125 Ark. 199 | Ark. | 1916
(after stating the facts). The letters constituted. the contract between the parties. It was the duty of the court to cohstrue it and declare its terms to the jury. Mann v. Urquhart, 89 Ark. 239 The letter of appellants to appellee’s agent, John J. Wolf, was an offer on the part of the appellants to accept the goods that were then in storage at the depot, provided the appellee would pay the storage and would give the appellants ten months from the date of the letter to pay for the goods. Wolf’s answer to this letter, of July 6, 1913, was an acceptance of appellants’ offer, for in that letter Wolf instructed appellants to take the goods out of the freight depot and pay the charges, and notified appellants that appellee would promptly arrange terms to appellants’ satisfaction. Wolf sent the letter to his principal, the appellee, and it wrote the letter of July 30, 1913, in which it ratified what its agent had done by stating, “If Mr. Wolf has tacitly agreed-to your terms we will abide by the agreement if you insist upon it,” and by further stating “If it is necessary to wait ten months for our money from you we will mark your account accordingly and settle down for the long wait.” It is true this letter of appellee made appellants a different proposition as to the time of payment, and recommended that appellants accept such proposition instead of the one they had made to appellee. But, at the same time, appellee notified appellants that if the proposition made by it was not satisfactory appellee would ratify the act of its agent and accept the offer of appellants in accordance with' the terms proposed by them.
In 11 Enc. of Ev., p. 507, it is stated: “If the evidence shows an acceptance in accordance with the terms of the offer, but accompanied with a request to modify them, such request constitutes no evidence of a conditional acceptance.”

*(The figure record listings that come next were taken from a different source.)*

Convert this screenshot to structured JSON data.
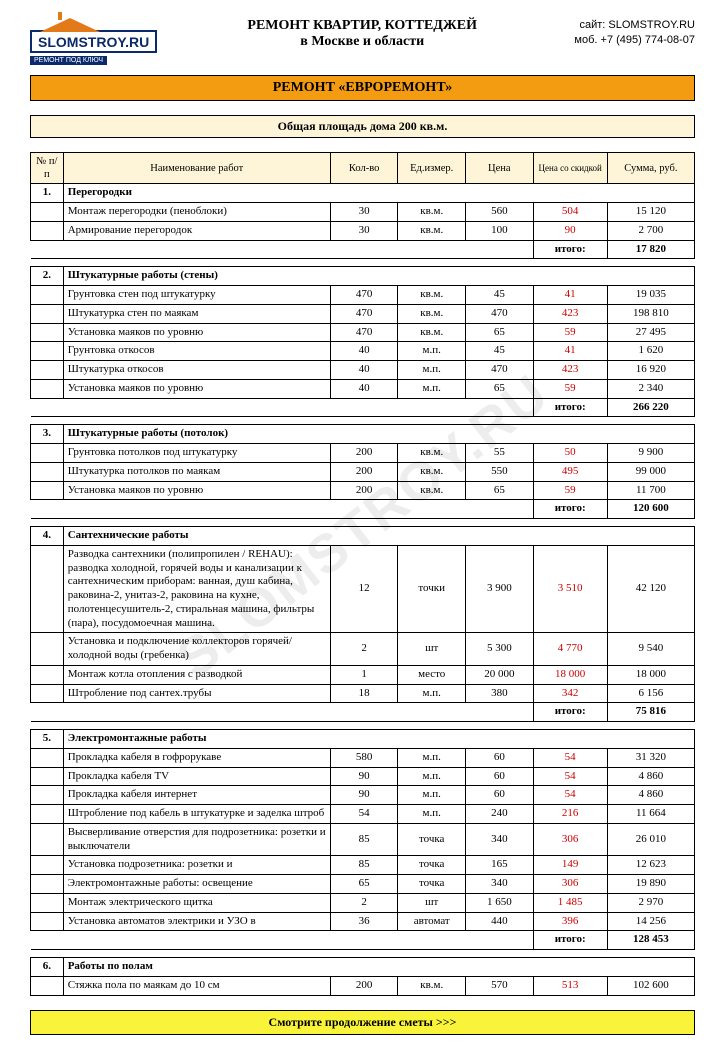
{
  "header": {
    "logo_text": "SLOMSTROY.RU",
    "logo_sub": "РЕМОНТ ПОД КЛЮЧ",
    "line1": "РЕМОНТ КВАРТИР, КОТТЕДЖЕЙ",
    "line2": "в Москве и области",
    "site_label": "сайт:",
    "site": "SLOMSTROY.RU",
    "phone_label": "моб.",
    "phone": "+7 (495) 774-08-07"
  },
  "title": "РЕМОНТ «ЕВРОРЕМОНТ»",
  "subtitle": "Общая площадь дома 200 кв.м.",
  "columns": {
    "num": "№ п/п",
    "name": "Наименование работ",
    "qty": "Кол-во",
    "unit": "Ед.измер.",
    "price": "Цена",
    "discount": "Цена со скидкой",
    "sum": "Сумма, руб."
  },
  "subtotal_label": "итого:",
  "footer": "Смотрите продолжение сметы >>>",
  "watermark": "SLOMSTROY.RU",
  "sections": [
    {
      "num": "1.",
      "title": "Перегородки",
      "rows": [
        {
          "name": "Монтаж перегородки (пеноблоки)",
          "qty": "30",
          "unit": "кв.м.",
          "price": "560",
          "disc": "504",
          "sum": "15 120"
        },
        {
          "name": "Армирование перегородок",
          "qty": "30",
          "unit": "кв.м.",
          "price": "100",
          "disc": "90",
          "sum": "2 700"
        }
      ],
      "subtotal": "17 820"
    },
    {
      "num": "2.",
      "title": "Штукатурные работы (стены)",
      "rows": [
        {
          "name": "Грунтовка стен под штукатурку",
          "qty": "470",
          "unit": "кв.м.",
          "price": "45",
          "disc": "41",
          "sum": "19 035"
        },
        {
          "name": "Штукатурка стен по маякам",
          "qty": "470",
          "unit": "кв.м.",
          "price": "470",
          "disc": "423",
          "sum": "198 810"
        },
        {
          "name": "Установка маяков по уровню",
          "qty": "470",
          "unit": "кв.м.",
          "price": "65",
          "disc": "59",
          "sum": "27 495"
        },
        {
          "name": "Грунтовка откосов",
          "qty": "40",
          "unit": "м.п.",
          "price": "45",
          "disc": "41",
          "sum": "1 620"
        },
        {
          "name": "Штукатурка откосов",
          "qty": "40",
          "unit": "м.п.",
          "price": "470",
          "disc": "423",
          "sum": "16 920"
        },
        {
          "name": "Установка маяков по уровню",
          "qty": "40",
          "unit": "м.п.",
          "price": "65",
          "disc": "59",
          "sum": "2 340"
        }
      ],
      "subtotal": "266 220"
    },
    {
      "num": "3.",
      "title": "Штукатурные работы (потолок)",
      "rows": [
        {
          "name": "Грунтовка потолков под штукатурку",
          "qty": "200",
          "unit": "кв.м.",
          "price": "55",
          "disc": "50",
          "sum": "9 900"
        },
        {
          "name": "Штукатурка потолков по маякам",
          "qty": "200",
          "unit": "кв.м.",
          "price": "550",
          "disc": "495",
          "sum": "99 000"
        },
        {
          "name": "Установка маяков по уровню",
          "qty": "200",
          "unit": "кв.м.",
          "price": "65",
          "disc": "59",
          "sum": "11 700"
        }
      ],
      "subtotal": "120 600"
    },
    {
      "num": "4.",
      "title": "Сантехнические работы",
      "rows": [
        {
          "name": "Разводка сантехники (полипропилен / REHAU): разводка холодной, горячей воды и канализации к сантехническим приборам: ванная, душ кабина, раковина-2, унитаз-2, раковина на кухне, полотенцесушитель-2, стиральная машина, фильтры (пара), посудомоечная машина.",
          "qty": "12",
          "unit": "точки",
          "price": "3 900",
          "disc": "3 510",
          "sum": "42 120"
        },
        {
          "name": "Установка и подключение коллекторов горячей/холодной воды (гребенка)",
          "qty": "2",
          "unit": "шт",
          "price": "5 300",
          "disc": "4 770",
          "sum": "9 540"
        },
        {
          "name": "Монтаж котла отопления с  разводкой",
          "qty": "1",
          "unit": "место",
          "price": "20 000",
          "disc": "18 000",
          "sum": "18 000"
        },
        {
          "name": "Штробление под сантех.трубы",
          "qty": "18",
          "unit": "м.п.",
          "price": "380",
          "disc": "342",
          "sum": "6 156"
        }
      ],
      "subtotal": "75 816"
    },
    {
      "num": "5.",
      "title": "Электромонтажные работы",
      "rows": [
        {
          "name": "Прокладка кабеля в гофрорукаве",
          "qty": "580",
          "unit": "м.п.",
          "price": "60",
          "disc": "54",
          "sum": "31 320"
        },
        {
          "name": "Прокладка кабеля TV",
          "qty": "90",
          "unit": "м.п.",
          "price": "60",
          "disc": "54",
          "sum": "4 860"
        },
        {
          "name": "Прокладка кабеля интернет",
          "qty": "90",
          "unit": "м.п.",
          "price": "60",
          "disc": "54",
          "sum": "4 860"
        },
        {
          "name": "Штробление под кабель в штукатурке и заделка штроб",
          "qty": "54",
          "unit": "м.п.",
          "price": "240",
          "disc": "216",
          "sum": "11 664"
        },
        {
          "name": "Высверливание отверстия для подрозетника: розетки и выключатели",
          "qty": "85",
          "unit": "точка",
          "price": "340",
          "disc": "306",
          "sum": "26 010"
        },
        {
          "name": "Установка подрозетника: розетки и",
          "qty": "85",
          "unit": "точка",
          "price": "165",
          "disc": "149",
          "sum": "12 623"
        },
        {
          "name": "Электромонтажные работы: освещение",
          "qty": "65",
          "unit": "точка",
          "price": "340",
          "disc": "306",
          "sum": "19 890"
        },
        {
          "name": "Монтаж электрического щитка",
          "qty": "2",
          "unit": "шт",
          "price": "1 650",
          "disc": "1 485",
          "sum": "2 970"
        },
        {
          "name": "Установка автоматов электрики и УЗО в",
          "qty": "36",
          "unit": "автомат",
          "price": "440",
          "disc": "396",
          "sum": "14 256"
        }
      ],
      "subtotal": "128 453"
    },
    {
      "num": "6.",
      "title": "Работы по полам",
      "rows": [
        {
          "name": "Стяжка пола по маякам до 10 см",
          "qty": "200",
          "unit": "кв.м.",
          "price": "570",
          "disc": "513",
          "sum": "102 600"
        }
      ]
    }
  ]
}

Appellee’s letter of acceptance was unconditional. It simply suggested a cash payment for appellants’ consideration and left the matter optional with appellants as to whether they would adopt the cash payment at a discount rather than the terms proposed by them, but at the same time, as we have stated, definitely declaring to appellants that appellees would wait ten months as proposed by appellants, if necessary.
In 6 R. C. L., p. 609, it is'said: “From the rule that the acceptance must be unconditional, it must not be inferred that the mere mention, in the letter of acceptance, of matters upon which the acceptance of the proposition does not depend prevents the contract from being completed.” See also Id. 605.
The court correctly construed the contract. There was no error in instructing the jury to return a verdict in favor of the appellee. The judgment is therefore affirmed.